Читаем Почти серьезно…и письма к маме полностью

Когда я учился в студии, Румашевский жил при цирке со своей престарелой матерью, занимая крохотную комнатку (одну из гардеробных) на втором этаже. К матери он относился с нежностью. И я часто видел, как он медленно прогуливался с ней по цирковому двору.

Медленно — это с матерью, а в остальное время — все бегом. Наверх, вниз, во двор, на конюшню, на улицу, на вокзал — всегда бегом. Если искали Румашевского, то кто-нибудь отвечал: «Где-то бегает».

Как-то в шутку я сказал Семену Львовичу, что, наверное, ему трудно засыпать — мешают гудящие ноги.

— Ничего подобного, — крикнул он мне на ходу, — я сплю как убитый!

Румашевский с удовольствием рассказывал мне об интересных встречах с артистами, о номерах гастролеров, бытовых подробностях цирковой жизни. Оказывается, до войны в Москве и Ленинграде артисты, как правило, жили в своих гардеробных. Подушки, простыни, одеяла они возили с собой. Цирк предоставлял им только кровати и матрасы. В гардеробных люди спали, готовили, ели, гримировались и прямо оттуда выходили на манеж работать.

Запомнился мне рассказ Семена Львовича о том, как до революции нанимали в цирк клоунов. Приходит артист подписывать контракт, а хозяин неожиданно вскакивает и бьет его по щеке. Не бьет, конечно, а делает вид, что бьет. А клоун должен поймать пощечину, сделать, как мы говорим, «апач». Как это делается? Кто-то как бы бьет вас по щеке, а вы, увернувшись, незаметно для публики ладонями производите хлопок, имитирующий звук пощечины.
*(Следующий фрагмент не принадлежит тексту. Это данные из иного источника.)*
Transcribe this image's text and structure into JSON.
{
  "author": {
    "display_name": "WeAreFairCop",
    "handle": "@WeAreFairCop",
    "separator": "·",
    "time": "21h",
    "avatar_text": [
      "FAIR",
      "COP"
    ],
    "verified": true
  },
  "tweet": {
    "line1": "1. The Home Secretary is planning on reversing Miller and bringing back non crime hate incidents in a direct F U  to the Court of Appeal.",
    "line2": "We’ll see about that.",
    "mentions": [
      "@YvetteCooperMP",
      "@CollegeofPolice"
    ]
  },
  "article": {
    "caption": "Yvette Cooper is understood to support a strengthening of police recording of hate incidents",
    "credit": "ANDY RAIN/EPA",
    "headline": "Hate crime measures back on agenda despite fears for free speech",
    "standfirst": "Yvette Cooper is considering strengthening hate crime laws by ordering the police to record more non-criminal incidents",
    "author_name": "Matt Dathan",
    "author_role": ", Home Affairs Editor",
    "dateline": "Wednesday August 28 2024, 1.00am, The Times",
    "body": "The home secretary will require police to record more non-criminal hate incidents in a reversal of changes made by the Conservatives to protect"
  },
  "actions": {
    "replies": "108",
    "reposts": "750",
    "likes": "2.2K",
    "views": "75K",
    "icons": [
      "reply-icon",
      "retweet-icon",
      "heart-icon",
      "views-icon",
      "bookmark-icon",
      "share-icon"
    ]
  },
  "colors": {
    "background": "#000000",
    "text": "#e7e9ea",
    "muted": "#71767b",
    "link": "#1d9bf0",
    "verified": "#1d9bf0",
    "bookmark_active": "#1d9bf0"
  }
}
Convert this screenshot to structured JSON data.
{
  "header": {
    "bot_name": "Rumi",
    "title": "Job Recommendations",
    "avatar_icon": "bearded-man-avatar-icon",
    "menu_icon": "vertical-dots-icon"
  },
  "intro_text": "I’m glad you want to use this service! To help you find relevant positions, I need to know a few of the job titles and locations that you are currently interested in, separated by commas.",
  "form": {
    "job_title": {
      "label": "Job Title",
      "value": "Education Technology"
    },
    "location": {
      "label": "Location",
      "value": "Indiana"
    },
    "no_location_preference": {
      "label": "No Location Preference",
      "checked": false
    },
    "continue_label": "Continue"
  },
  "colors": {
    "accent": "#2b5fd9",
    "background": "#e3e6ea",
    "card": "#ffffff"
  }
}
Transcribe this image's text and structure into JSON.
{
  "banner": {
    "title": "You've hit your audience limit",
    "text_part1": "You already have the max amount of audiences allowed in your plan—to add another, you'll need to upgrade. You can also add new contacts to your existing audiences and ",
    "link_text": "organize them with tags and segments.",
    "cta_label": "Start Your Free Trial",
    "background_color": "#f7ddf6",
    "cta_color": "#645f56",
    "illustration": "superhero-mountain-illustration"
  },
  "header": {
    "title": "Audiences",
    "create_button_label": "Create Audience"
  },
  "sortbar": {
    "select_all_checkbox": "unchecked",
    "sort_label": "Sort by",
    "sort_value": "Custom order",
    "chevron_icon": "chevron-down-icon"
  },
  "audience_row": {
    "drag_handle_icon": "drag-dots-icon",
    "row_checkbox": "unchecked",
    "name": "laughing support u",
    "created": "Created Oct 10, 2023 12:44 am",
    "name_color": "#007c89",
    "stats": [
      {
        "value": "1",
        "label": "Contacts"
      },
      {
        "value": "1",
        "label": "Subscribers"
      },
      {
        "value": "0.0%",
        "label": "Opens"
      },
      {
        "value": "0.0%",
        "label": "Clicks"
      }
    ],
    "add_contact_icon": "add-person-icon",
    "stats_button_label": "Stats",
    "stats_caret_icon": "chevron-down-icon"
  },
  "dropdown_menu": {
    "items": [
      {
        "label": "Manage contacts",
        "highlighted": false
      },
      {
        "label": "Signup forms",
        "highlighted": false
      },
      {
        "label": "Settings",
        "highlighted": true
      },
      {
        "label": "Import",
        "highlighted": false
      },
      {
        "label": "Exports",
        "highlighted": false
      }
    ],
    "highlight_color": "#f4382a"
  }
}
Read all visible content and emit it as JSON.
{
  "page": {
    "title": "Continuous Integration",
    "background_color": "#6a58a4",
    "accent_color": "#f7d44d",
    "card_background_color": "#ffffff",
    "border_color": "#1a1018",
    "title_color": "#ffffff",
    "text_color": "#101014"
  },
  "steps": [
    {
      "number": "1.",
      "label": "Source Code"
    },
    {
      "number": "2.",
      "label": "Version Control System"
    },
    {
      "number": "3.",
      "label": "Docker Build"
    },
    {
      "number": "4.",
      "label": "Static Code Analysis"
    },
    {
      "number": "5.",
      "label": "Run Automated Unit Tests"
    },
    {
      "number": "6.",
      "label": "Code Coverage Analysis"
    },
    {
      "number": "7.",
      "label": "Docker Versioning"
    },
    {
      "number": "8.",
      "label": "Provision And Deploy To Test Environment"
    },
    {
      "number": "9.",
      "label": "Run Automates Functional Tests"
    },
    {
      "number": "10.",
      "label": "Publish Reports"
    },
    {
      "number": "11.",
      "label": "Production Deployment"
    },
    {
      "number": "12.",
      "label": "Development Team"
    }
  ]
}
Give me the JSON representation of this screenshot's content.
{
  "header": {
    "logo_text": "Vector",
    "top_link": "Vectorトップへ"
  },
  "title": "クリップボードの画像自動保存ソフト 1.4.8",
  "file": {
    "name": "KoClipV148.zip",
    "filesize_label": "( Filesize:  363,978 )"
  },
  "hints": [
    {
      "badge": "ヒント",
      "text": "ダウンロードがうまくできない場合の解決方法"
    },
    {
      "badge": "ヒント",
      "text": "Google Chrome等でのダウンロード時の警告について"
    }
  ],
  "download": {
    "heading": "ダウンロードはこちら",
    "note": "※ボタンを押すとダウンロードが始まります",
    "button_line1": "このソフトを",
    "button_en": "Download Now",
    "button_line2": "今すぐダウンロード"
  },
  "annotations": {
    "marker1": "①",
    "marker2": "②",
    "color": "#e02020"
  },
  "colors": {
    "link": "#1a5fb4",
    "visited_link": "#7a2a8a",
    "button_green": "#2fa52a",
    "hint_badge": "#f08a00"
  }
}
Услышал я и рассказы о Касфикисе, с которым Семен Львович когда-то работал. У этого знаменитого иллюзиониста, приехавшего в конце двадцатых годов на гастроли в нашу страну, Семен Львович служил ассистентом. В каждом городе гастроли длились всего несколько дней. На последнем спектакле Касфикис, как правило, раскрывал перед публикой свои секреты. Коронный номер Касфикиса — трюк «Летающая дама», который он подавал в мистическом духе, говоря перед показом номера на ломаном русском языке о силе гипноза, которым он якобы обладает.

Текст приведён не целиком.